Wayne Williams, owner of Legally Rooted, a dispensary located on 6th Street, said he believed cannabis product will be ready in time for his dispensary’s opening or shortly thereafter.

“We should have flower Wednesday through Friday,” he said. “We’re not sure 100%.”

A ribbon cutting is scheduled for 10 a.m. Friday to celebrate the new business opening in downtown. While a medical marijuana card is not needed to enter a dispensary, anyone wanting to go inside will have to be 21 or older and show ID.

Williams, who also owns Meridian Underground Music, said he and his business partner worked diligently to meet the licensing and inspection requirements and are ready to go. State inspectors said the business is one of the first dispensaries to be inspected, he said.

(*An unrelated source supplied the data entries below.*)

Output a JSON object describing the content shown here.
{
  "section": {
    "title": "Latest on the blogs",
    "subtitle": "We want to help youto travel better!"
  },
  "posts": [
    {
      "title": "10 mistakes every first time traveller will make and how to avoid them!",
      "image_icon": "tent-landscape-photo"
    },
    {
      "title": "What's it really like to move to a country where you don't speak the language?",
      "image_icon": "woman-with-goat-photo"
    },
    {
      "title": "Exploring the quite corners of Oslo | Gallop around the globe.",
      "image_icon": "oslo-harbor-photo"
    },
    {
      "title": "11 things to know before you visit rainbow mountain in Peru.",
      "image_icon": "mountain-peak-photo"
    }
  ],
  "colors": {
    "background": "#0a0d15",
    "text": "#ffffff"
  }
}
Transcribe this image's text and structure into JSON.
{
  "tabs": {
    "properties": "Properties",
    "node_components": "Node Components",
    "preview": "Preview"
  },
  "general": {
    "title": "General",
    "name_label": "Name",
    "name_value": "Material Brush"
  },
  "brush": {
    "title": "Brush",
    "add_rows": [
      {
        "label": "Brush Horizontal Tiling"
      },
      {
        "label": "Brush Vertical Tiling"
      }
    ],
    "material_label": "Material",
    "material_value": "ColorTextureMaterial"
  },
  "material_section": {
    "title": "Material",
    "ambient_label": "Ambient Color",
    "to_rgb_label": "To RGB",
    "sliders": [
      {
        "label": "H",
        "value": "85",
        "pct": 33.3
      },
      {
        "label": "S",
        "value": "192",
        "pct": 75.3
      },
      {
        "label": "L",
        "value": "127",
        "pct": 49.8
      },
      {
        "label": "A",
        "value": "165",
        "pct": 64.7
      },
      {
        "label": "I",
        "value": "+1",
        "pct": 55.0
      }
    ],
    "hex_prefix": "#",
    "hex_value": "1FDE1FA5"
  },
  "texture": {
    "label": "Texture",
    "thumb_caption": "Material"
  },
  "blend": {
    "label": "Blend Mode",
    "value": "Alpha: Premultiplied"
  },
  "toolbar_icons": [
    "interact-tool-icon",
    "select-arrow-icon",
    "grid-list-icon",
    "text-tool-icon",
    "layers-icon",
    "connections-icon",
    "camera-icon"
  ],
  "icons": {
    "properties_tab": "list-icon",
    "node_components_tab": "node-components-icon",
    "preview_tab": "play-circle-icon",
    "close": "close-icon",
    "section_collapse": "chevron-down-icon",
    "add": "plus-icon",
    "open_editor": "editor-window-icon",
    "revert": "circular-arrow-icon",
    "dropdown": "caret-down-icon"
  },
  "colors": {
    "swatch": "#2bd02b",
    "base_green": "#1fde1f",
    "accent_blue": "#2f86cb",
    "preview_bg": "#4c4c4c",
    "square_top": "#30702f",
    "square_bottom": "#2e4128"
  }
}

While the product may be a day or two behind, Williams said he and his business partner are looking forward to opening the new business and helping their fellow Meridian residents with medical cannabis prescriptions. 

The dispensary opening marks the end of a long and complicated grassroots movement to get medical marijuana approved in Mississippi. After a successful petition to place it on the 2020 ballot, voters throughout the state overwhelmingly chose to allow medical cannabis as a treatment option for a variety of chronic diseases and illnesses.

Shortly after the ballot initiative, however, the Mississippi Supreme Court ruled both the decision and the ballot initiative itself was invalid due to language requiring signatures from five congressional districts. A decline in population in the 2010 census reduced the state’s number of congressional seats to four, making it impossible for petitioners to gather the required signatures.

Under pressure from voters, the state legislature took up the medical marijuana issue in its 2022 session passing SB2095, the Mississippi Medical Cannabis Act. The act provided guidelines for developing a medical marijuana industry and tasked the Mississippi Department of Health and Department of Revenue with developing regulations and processing the applications for patients, practitioners, dispensaries, cultivation facilities, testing and disposal sites and transportation entities.

Licenses and permits were awarded beginning in July, and growers quickly set to work planting the state’s first legal cannabis crop. With the first plants nearing the end of the state’s seed-to-sale tracking system and tens of millions invested, cannabis business owners and the thousands of Mississippi residents with qualifying illnesses, are waiting to receive their first chance at relief.